Que el Muñeco Gallardo haya renunciado como técnico de River, no debería sorprender a nadie. Sin embargo, lo que asombra no es su paso al costado, si no lo persistente que ha sido este hombre que durante ocho años dirigió a un equipo de primera. Y nadie se planteó jamás en echarlo. Ni cambiarlo por otro mejor.
Claro, en tiempos donde nada resiste ni un año, donde los estantes nuevos se hunden en cuestión de meses, los matrimonios se deterioran en un santiamén y los alimentos se vencen cada vez a más velocidad, que algo resista es prácticamente un milagro.
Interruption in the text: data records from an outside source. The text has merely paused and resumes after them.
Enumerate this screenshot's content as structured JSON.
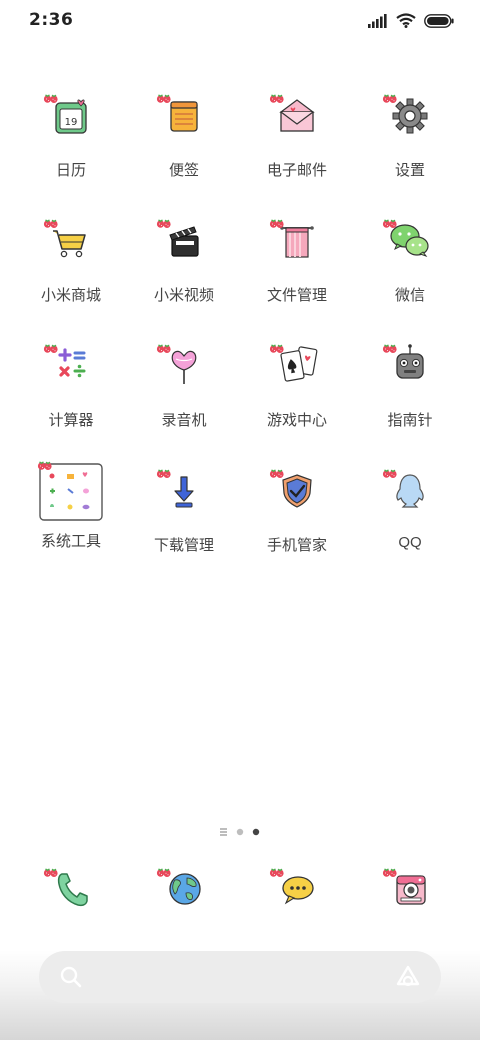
{
  "status_bar": {
    "time": "2:36"
  },
  "apps": [
    {
      "label": "日历",
      "icon": "calendar-icon",
      "day": "19"
    },
    {
      "label": "便签",
      "icon": "notes-icon"
    },
    {
      "label": "电子邮件",
      "icon": "mail-icon"
    },
    {
      "label": "设置",
      "icon": "gear-icon"
    },
    {
      "label": "小米商城",
      "icon": "cart-icon"
    },
    {
      "label": "小米视频",
      "icon": "clapper-icon"
    },
    {
      "label": "文件管理",
      "icon": "towel-icon"
    },
    {
      "label": "微信",
      "icon": "wechat-icon"
    },
    {
      "label": "计算器",
      "icon": "calculator-icon"
    },
    {
      "label": "录音机",
      "icon": "recorder-icon"
    },
    {
      "label": "游戏中心",
      "icon": "playing-cards-icon"
    },
    {
      "label": "指南针",
      "icon": "compass-robot-icon"
    },
    {
      "label": "系统工具",
      "icon": "folder-icon"
    },
    {
      "label": "下载管理",
      "icon": "download-icon"
    },
    {
      "label": "手机管家",
      "icon": "shield-icon"
    },
    {
      "label": "QQ",
      "icon": "qq-icon"
    }
  ],
  "dock": [
    {
      "icon": "phone-icon"
    },
    {
      "icon": "globe-icon"
    },
    {
      "icon": "message-icon"
    },
    {
      "icon": "camera-icon"
    }
  ],
  "page_indicator": {
    "pages": 3,
    "active": 2
  },
  "colors": {
    "accent_pink": "#f39ab4",
    "strawberry": "#e8485b",
    "leaf": "#4caf50",
    "label": "#444444"
  }
}
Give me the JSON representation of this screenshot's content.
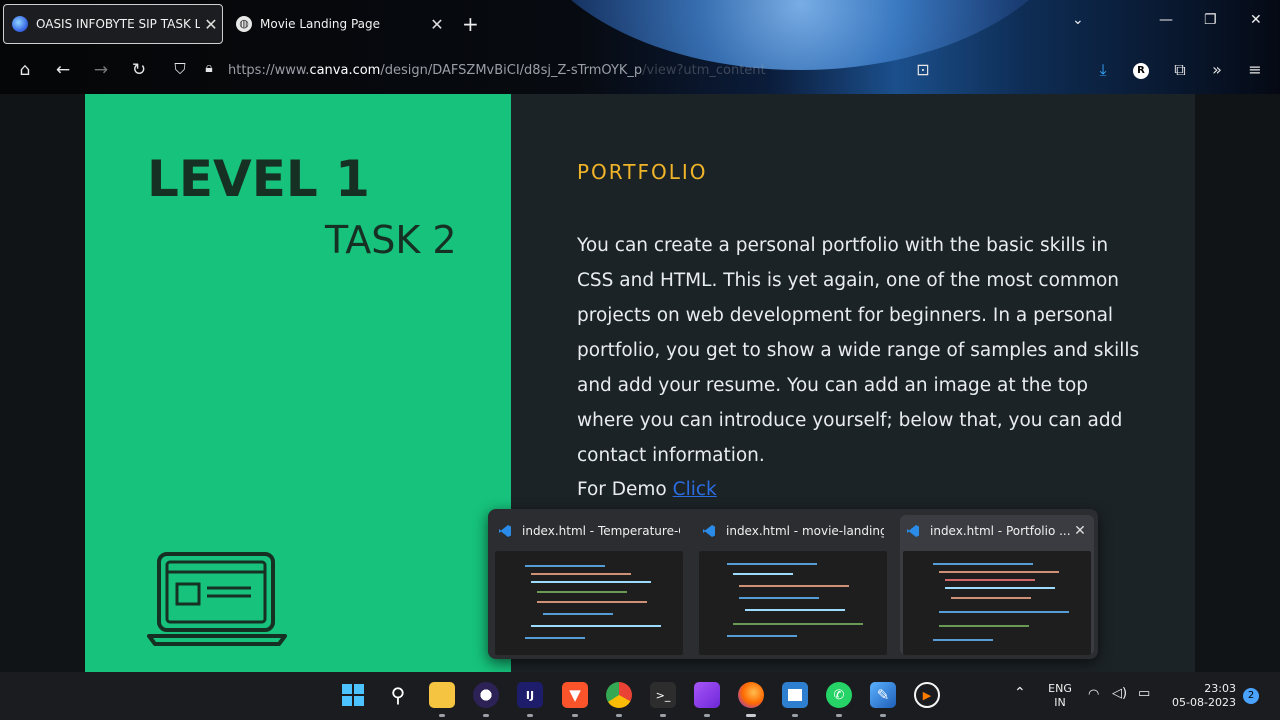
{
  "browser": {
    "tabs": [
      {
        "title": "OASIS INFOBYTE SIP TASK LIST",
        "active": true
      },
      {
        "title": "Movie Landing Page",
        "active": false
      }
    ],
    "url_prefix": "https://www.",
    "url_domain": "canva.com",
    "url_path": "/design/DAFSZMvBiCI/d8sj_Z-sTrmOYK_p",
    "url_faded": "/view?utm_content"
  },
  "slide": {
    "level": "LEVEL 1",
    "task": "TASK 2",
    "heading": "PORTFOLIO",
    "description": "You can create a personal portfolio with the basic skills in CSS and HTML. This is yet again, one of the most common projects on web development for beginners. In a personal portfolio, you get to show a wide range of samples and skills and add your resume. You can add an image at the top where you can introduce yourself; below that, you can add contact information.",
    "demo_label": "For Demo",
    "demo_link": "Click",
    "colors": {
      "green": "#16c27c",
      "heading": "#f0b429",
      "link": "#2b6de0"
    }
  },
  "preview": {
    "windows": [
      {
        "title": "index.html - Temperature-Co..."
      },
      {
        "title": "index.html - movie-landing-p..."
      },
      {
        "title": "index.html - Portfolio ..."
      }
    ]
  },
  "taskbar": {
    "lang_top": "ENG",
    "lang_bottom": "IN",
    "time": "23:03",
    "date": "05-08-2023",
    "notifications": "2",
    "apps": [
      "start",
      "search",
      "file-explorer",
      "eclipse",
      "intellij",
      "brave",
      "chrome",
      "terminal",
      "video-editor",
      "firefox",
      "notepad",
      "whatsapp",
      "paint",
      "media-player"
    ]
  }
}
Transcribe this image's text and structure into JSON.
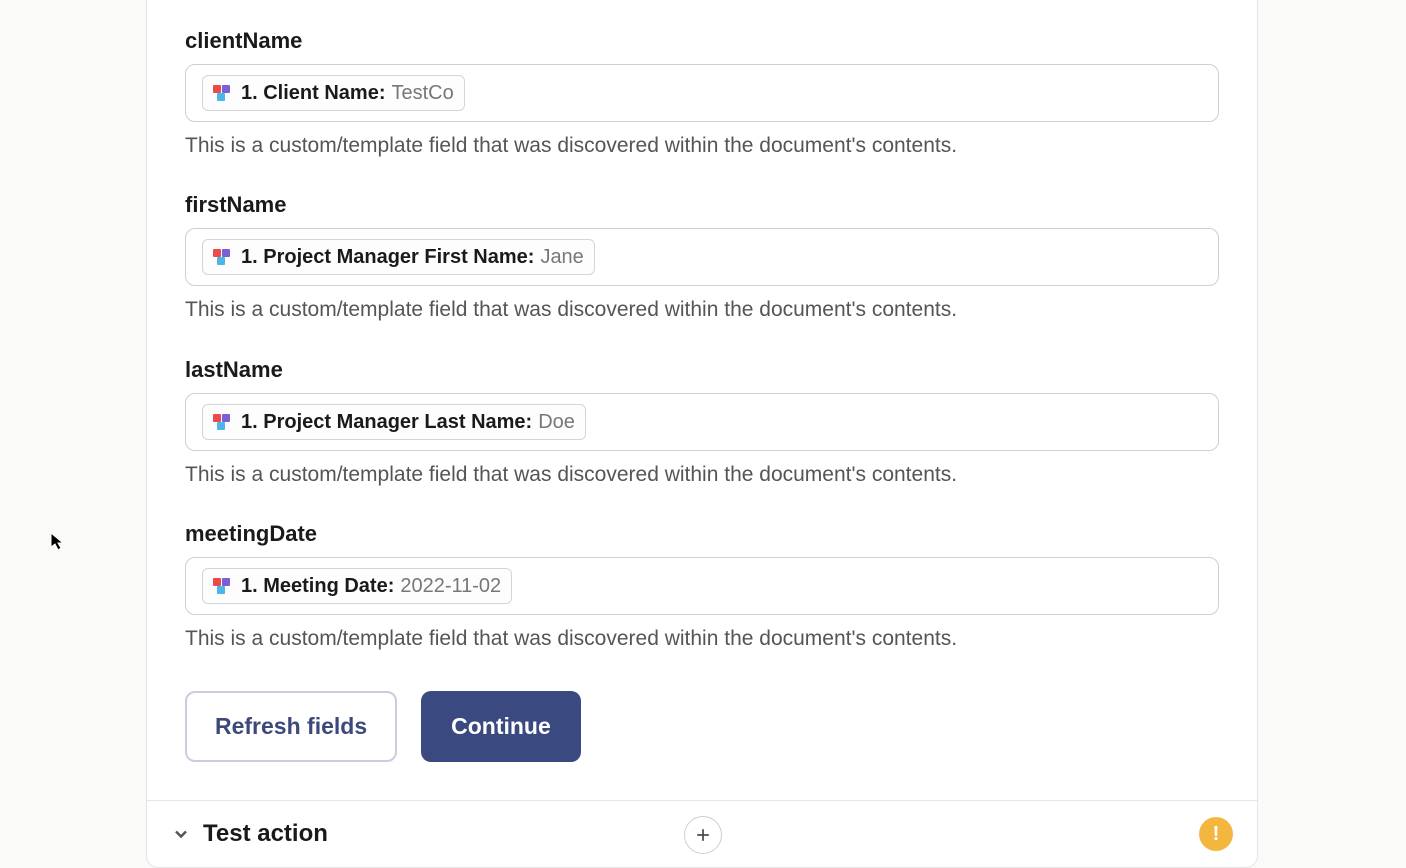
{
  "description": "This is a custom/template field that was discovered within the document's contents.",
  "fields": [
    {
      "label": "clientName",
      "pillLabel": "1. Client Name:",
      "pillValue": "TestCo"
    },
    {
      "label": "firstName",
      "pillLabel": "1. Project Manager First Name:",
      "pillValue": "Jane"
    },
    {
      "label": "lastName",
      "pillLabel": "1. Project Manager Last Name:",
      "pillValue": "Doe"
    },
    {
      "label": "meetingDate",
      "pillLabel": "1. Meeting Date:",
      "pillValue": "2022-11-02"
    }
  ],
  "buttons": {
    "refresh": "Refresh fields",
    "continue": "Continue"
  },
  "testAction": {
    "label": "Test action",
    "warning": "!"
  }
}
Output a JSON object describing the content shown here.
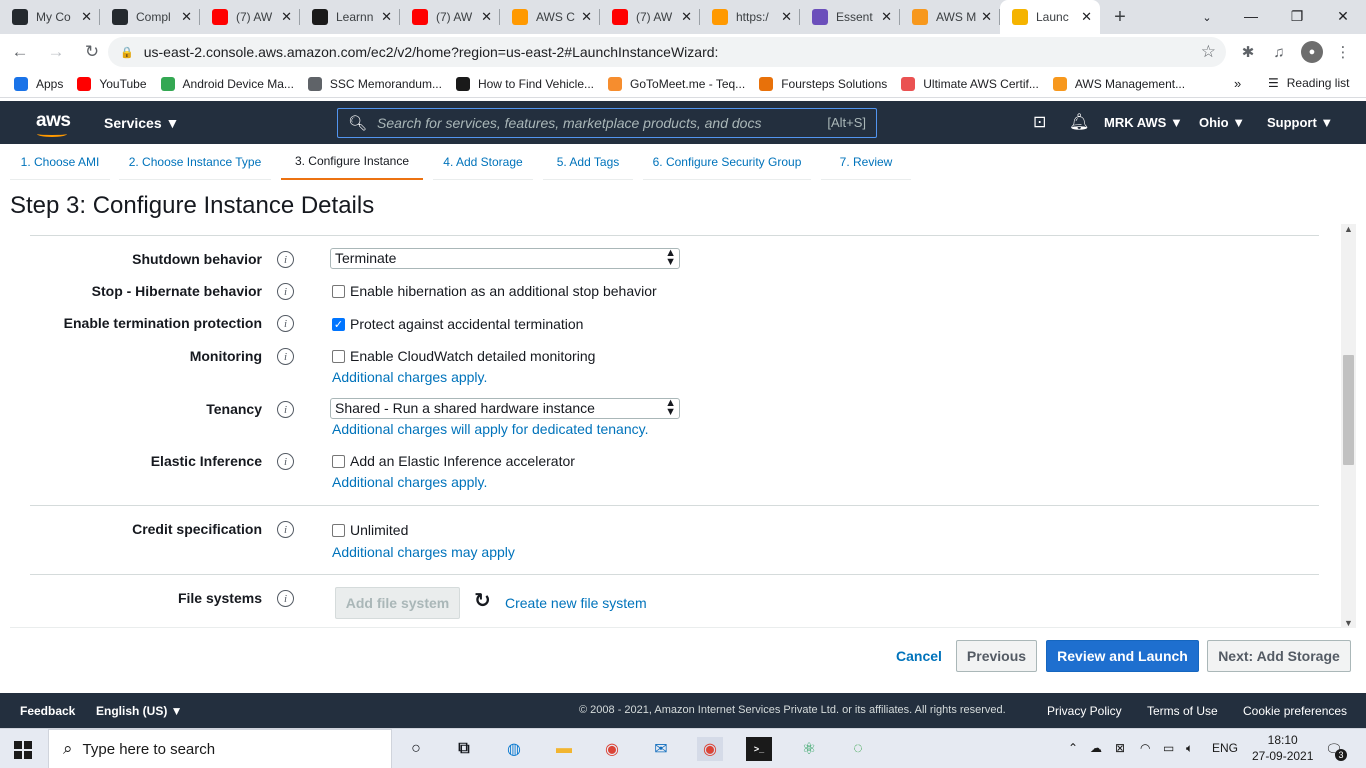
{
  "browser": {
    "tabs": [
      {
        "title": "My Co",
        "icon": "github-icon",
        "color": "#24292e"
      },
      {
        "title": "Compl",
        "icon": "github-icon",
        "color": "#24292e"
      },
      {
        "title": "(7) AW",
        "icon": "youtube-icon",
        "color": "#ff0000"
      },
      {
        "title": "Learnn",
        "icon": "learnn-icon",
        "color": "#1a1a1a"
      },
      {
        "title": "(7) AW",
        "icon": "youtube-icon",
        "color": "#ff0000"
      },
      {
        "title": "AWS C",
        "icon": "aws-cert-icon",
        "color": "#ff9900"
      },
      {
        "title": "(7) AW",
        "icon": "youtube-icon",
        "color": "#ff0000"
      },
      {
        "title": "https:/",
        "icon": "aws-cert-icon",
        "color": "#ff9900"
      },
      {
        "title": "Essent",
        "icon": "notion-icon",
        "color": "#6b4fbb"
      },
      {
        "title": "AWS M",
        "icon": "aws-box-icon",
        "color": "#f7981d"
      },
      {
        "title": "Launc",
        "icon": "aws-box-icon",
        "color": "#f5b400",
        "active": true
      }
    ],
    "new_tab": "+",
    "url": "us-east-2.console.aws.amazon.com/ec2/v2/home?region=us-east-2#LaunchInstanceWizard:",
    "bookmarks": [
      {
        "label": "Apps",
        "icon": "apps-grid-icon",
        "color": "#1a73e8"
      },
      {
        "label": "YouTube",
        "icon": "youtube-icon",
        "color": "#ff0000"
      },
      {
        "label": "Android Device Ma...",
        "icon": "google-icon",
        "color": "#34a853"
      },
      {
        "label": "SSC Memorandum...",
        "icon": "globe-icon",
        "color": "#5f6368"
      },
      {
        "label": "How to Find Vehicle...",
        "icon": "play-icon",
        "color": "#1a1a1a"
      },
      {
        "label": "GoToMeet.me - Teq...",
        "icon": "gotomeet-icon",
        "color": "#f68d2e"
      },
      {
        "label": "Foursteps Solutions",
        "icon": "bars-icon",
        "color": "#e8710a"
      },
      {
        "label": "Ultimate AWS Certif...",
        "icon": "udemy-icon",
        "color": "#ea5252"
      },
      {
        "label": "AWS Management...",
        "icon": "aws-box-icon",
        "color": "#f7981d"
      }
    ],
    "bookmarks_more": "»",
    "reading_list": "Reading list"
  },
  "aws_header": {
    "logo": "aws",
    "services": "Services ▼",
    "search_placeholder": "Search for services, features, marketplace products, and docs",
    "search_shortcut": "[Alt+S]",
    "account": "MRK AWS ▼",
    "region": "Ohio ▼",
    "support": "Support ▼"
  },
  "wizard_steps": [
    {
      "label": "1. Choose AMI"
    },
    {
      "label": "2. Choose Instance Type"
    },
    {
      "label": "3. Configure Instance",
      "active": true
    },
    {
      "label": "4. Add Storage"
    },
    {
      "label": "5. Add Tags"
    },
    {
      "label": "6. Configure Security Group"
    },
    {
      "label": "7. Review"
    }
  ],
  "page_title": "Step 3: Configure Instance Details",
  "form": {
    "shutdown_behavior": {
      "label": "Shutdown behavior",
      "value": "Terminate"
    },
    "stop_hibernate": {
      "label": "Stop - Hibernate behavior",
      "option": "Enable hibernation as an additional stop behavior",
      "checked": false
    },
    "termination_protection": {
      "label": "Enable termination protection",
      "option": "Protect against accidental termination",
      "checked": true
    },
    "monitoring": {
      "label": "Monitoring",
      "option": "Enable CloudWatch detailed monitoring",
      "checked": false,
      "note": "Additional charges apply."
    },
    "tenancy": {
      "label": "Tenancy",
      "value": "Shared - Run a shared hardware instance",
      "note": "Additional charges will apply for dedicated tenancy."
    },
    "elastic_inference": {
      "label": "Elastic Inference",
      "option": "Add an Elastic Inference accelerator",
      "checked": false,
      "note": "Additional charges apply."
    },
    "credit_specification": {
      "label": "Credit specification",
      "option": "Unlimited",
      "checked": false,
      "note": "Additional charges may apply"
    },
    "file_systems": {
      "label": "File systems",
      "add_button": "Add file system",
      "create_link": "Create new file system"
    }
  },
  "info_glyph": "i",
  "actions": {
    "cancel": "Cancel",
    "previous": "Previous",
    "review_launch": "Review and Launch",
    "next": "Next: Add Storage"
  },
  "footer": {
    "feedback": "Feedback",
    "language": "English (US) ▼",
    "copyright": "© 2008 - 2021, Amazon Internet Services Private Ltd. or its affiliates. All rights reserved.",
    "privacy": "Privacy Policy",
    "terms": "Terms of Use",
    "cookies": "Cookie preferences"
  },
  "taskbar": {
    "search_placeholder": "Type here to search",
    "lang": "ENG",
    "time": "18:10",
    "date": "27-09-2021",
    "notifications": "3"
  },
  "colors": {
    "aws_navy": "#232f3e",
    "aws_orange": "#ff9900",
    "link_blue": "#0073bb",
    "primary_button": "#1e6fcf",
    "active_step_underline": "#ec7211"
  }
}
En especial, a los vaivenes futboleros donde, a la primera derrota se pide amablemente primero, y no tan amablemente más tarde, la cabeza del técnico. El técnico es el equivalente deportivo al presidente: están ahí para que uno pueda echarle sus culpas, verter sus desechos cual cesto de basura. Y cuando es remplazado, uno guarda un mínimo de esperanza de cambio.
Pero el Muñeco no sólo no fue quitado a fuerza de presión. Si no que lo hizo por motus propio, aún cuando a su equipo no le iba tan mal en el campeonato. Lo hizo, por así decirlo, porque se le dio la reverenda gana. Y esto es algo que uno debería halagar, aplaudir e imitar.
No todo está perdido. No todo es renovable a la primera de cambio. No todo es víctima de la ansiedad triunfalista de la hinchada. No todo es pone y saca. No todo es material descartable.
Hay cosas, gente que se sostiene. Y eso es saludable. Claro, usted dirá, Gallardo se sostuvo durante tantas temporadas no porque sea resistente, sino porque logró títulos triunfos, batió récords, fue aplaudido y ovacionado. Es cierto. Sin embargo, es cierto también que cuando uno tiene racha ganadora a la primera derrota, le saltan a la yugular. Cuando uno escala, allá arriba en la cima, es todo peñasco y abismo. Cualquier traspié y zas, al fondo del precipicio.
De este modo, creemos entonces que historias como las de Gallardo, en este mundo donde ni siquiera las modas duran un año, es digna de rescatarse, enmarcar, y poner en una cajita de cristal. Necesitamos que las cosas duren. Que la gente dure. Que las creencias duren. Pues, de lo contrario, de tanto borrón y cuenta nueva, vamos a terminar tarde o temprano, reventando toda la hoja.